Is this just "unconscious cerebration"? No. At least I don't think it is. I think that idea is sort of chutzpah, and frankly irrelevant to the remarkable meaning of being a conscious expression of a unity of common need. That we unconsciously seek confirmation of self from one another speaks to the intensity of our interdependence. Faces, voices, - visual input, audial input, in neuroscience talk - change the structure of our attention to attune in a new way, to bring about a particular effect in self-experience. 

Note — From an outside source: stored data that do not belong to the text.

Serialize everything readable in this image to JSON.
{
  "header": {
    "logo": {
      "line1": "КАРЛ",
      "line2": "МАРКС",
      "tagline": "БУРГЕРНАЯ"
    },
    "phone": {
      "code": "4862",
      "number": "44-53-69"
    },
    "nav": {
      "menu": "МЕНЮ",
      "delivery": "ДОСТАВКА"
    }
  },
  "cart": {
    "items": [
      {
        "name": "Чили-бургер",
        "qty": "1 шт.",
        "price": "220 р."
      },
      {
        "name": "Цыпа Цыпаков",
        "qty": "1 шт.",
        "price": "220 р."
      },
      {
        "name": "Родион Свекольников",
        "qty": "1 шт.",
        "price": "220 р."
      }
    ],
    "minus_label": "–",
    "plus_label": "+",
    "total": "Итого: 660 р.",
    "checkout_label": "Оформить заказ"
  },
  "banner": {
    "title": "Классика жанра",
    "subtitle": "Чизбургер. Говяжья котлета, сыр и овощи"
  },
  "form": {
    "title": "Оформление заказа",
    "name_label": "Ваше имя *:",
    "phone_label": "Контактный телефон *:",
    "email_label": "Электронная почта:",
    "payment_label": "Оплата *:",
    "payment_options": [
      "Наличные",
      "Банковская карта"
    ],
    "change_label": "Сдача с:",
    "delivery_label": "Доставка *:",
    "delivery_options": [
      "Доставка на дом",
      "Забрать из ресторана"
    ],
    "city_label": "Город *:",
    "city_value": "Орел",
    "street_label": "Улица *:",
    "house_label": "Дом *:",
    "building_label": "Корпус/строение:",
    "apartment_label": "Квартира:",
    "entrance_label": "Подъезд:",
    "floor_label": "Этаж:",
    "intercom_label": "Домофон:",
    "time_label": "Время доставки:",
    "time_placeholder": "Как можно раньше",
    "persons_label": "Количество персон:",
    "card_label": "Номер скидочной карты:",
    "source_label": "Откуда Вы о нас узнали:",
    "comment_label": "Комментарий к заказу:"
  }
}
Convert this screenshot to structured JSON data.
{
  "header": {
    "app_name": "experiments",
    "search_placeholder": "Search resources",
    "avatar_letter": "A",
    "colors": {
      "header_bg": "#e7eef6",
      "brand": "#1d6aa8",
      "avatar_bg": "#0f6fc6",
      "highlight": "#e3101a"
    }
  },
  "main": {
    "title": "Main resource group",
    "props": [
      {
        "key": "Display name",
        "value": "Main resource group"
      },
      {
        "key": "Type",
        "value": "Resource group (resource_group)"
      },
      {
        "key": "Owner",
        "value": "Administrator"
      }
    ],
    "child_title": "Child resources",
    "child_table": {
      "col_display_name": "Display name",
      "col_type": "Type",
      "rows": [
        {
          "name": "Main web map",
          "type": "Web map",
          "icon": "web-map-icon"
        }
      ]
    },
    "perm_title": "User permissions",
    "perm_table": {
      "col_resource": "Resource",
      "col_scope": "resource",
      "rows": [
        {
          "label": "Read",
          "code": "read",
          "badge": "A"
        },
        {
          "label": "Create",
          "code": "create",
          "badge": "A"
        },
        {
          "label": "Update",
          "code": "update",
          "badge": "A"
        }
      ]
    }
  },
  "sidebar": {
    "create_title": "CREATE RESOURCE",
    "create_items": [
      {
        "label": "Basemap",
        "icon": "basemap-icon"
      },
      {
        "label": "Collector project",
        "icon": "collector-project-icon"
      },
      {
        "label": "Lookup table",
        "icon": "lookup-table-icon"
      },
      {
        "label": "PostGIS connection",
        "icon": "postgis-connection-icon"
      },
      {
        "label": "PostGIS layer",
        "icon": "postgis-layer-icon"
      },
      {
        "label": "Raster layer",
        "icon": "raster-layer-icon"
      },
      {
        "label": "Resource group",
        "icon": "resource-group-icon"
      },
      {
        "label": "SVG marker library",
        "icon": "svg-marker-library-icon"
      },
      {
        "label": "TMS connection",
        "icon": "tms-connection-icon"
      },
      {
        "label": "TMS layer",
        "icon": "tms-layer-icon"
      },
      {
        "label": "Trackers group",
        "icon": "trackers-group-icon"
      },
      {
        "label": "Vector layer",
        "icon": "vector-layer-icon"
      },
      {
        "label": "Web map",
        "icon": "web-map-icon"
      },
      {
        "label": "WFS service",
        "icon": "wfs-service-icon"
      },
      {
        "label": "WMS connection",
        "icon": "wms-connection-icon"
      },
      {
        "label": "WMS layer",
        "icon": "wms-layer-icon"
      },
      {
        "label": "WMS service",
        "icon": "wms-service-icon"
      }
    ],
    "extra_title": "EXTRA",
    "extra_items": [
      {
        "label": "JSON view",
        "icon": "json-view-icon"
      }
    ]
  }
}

Notice I always speak with an underlying dualism. Mind and it's object. Mindfully probing self, demarcating always the act of perception from the thing perceived. The former is the real thing, the thing looking for the thing. You can talk about brains all you like, and emphasize evolutionary processes: this, as can be seen, is a pride of focus for me. But in the end of the day, I see s causally active mind - morally, and empathically aware in the way we mean by "love" and "awe" and "compassion" - sometimes coming through, but more often than not being coordinated by the affective factors shared with primates and other mammals. Competition. Defensiveness. The felt need to express strength and defend against ideas that conflict with the idea of strength. Strength, power; the exisential qualia intrinsic in phenomenal states of pride conduce to feedback loops that build narratives consistent with past meaning-structures. Shame is an enemy to this mind, and yet its not acknowledged as such. Our present, modern day society talks about morality in abstract terms, but fails to generalize it to the real world. The mind is fractured. It is a dynamical system that somehow maintains a 'general identity' (in mentally normal people) yet maintains enough looseness to create internal incoherence between "self stated views", such as the self-belief that one is fair, kind, and nice, and those times when one is pressed by his social relationships to act in ways that are unfair, unkind, and mean-spirited. Each situation is unique; and in some situations, shame is the enemy - by which I mean:awkward experiences; being left out; saying something that might get a certain type of feedback. Semantics and style are serving the same goal; and the coherency operates by "keeping away" negative affective reactions.